3. Nach alledem ist die Kostenentscheidung des Kammergerichts wie aus der Entscheidungsformel ersichtlich abzuändern und um die Auslagenentscheidung zu ergänzen.

Die Kosten- und Auslagenentscheidung für das Beschwerdeverfahren beruht auf § 109 BNotO, § 87 Abs. 1 Satz 1, § 114 Abs. 2, § 115 Abs. 5 Satz 1 und Abs. 9 BDO. § 115 BDO findet über Absatz 9 dieser Vorschrift entsprechende Anwendung, da das hier ausnahmsweise zulässige Beschwerdeverfahren das Antragsverfahren nach § 33 Abs. 3 LDO fortsetzt, das dem Verfahren nach § 31 Abs. 3 BDO entspricht.
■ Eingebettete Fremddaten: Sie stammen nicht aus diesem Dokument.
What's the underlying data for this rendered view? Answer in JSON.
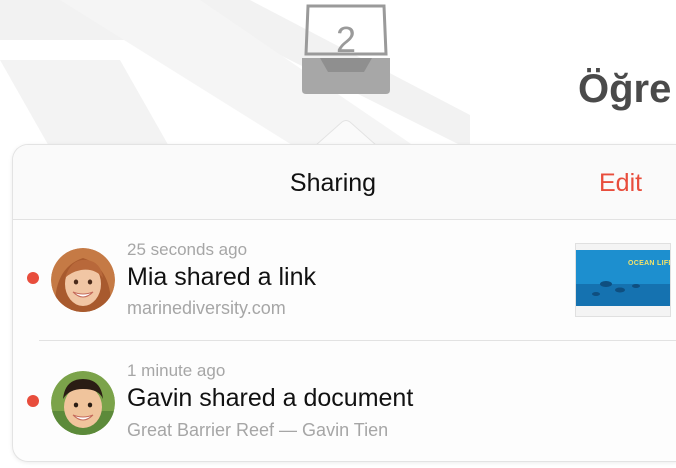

Da der frühere Notar seine ursprüngliche Beschwerde teilweise zurückgenommen und im übrigen mit seinem Rechtsmittel im Ergebnis nur einen geringfügigen Erfolg erzielt, ist es nicht unbillig, daß er die Kosten des Beschwerdeverfahrens und die ihm in diesem entstandenen notwendigen Auslagen in vollem Umfang selbst trägt.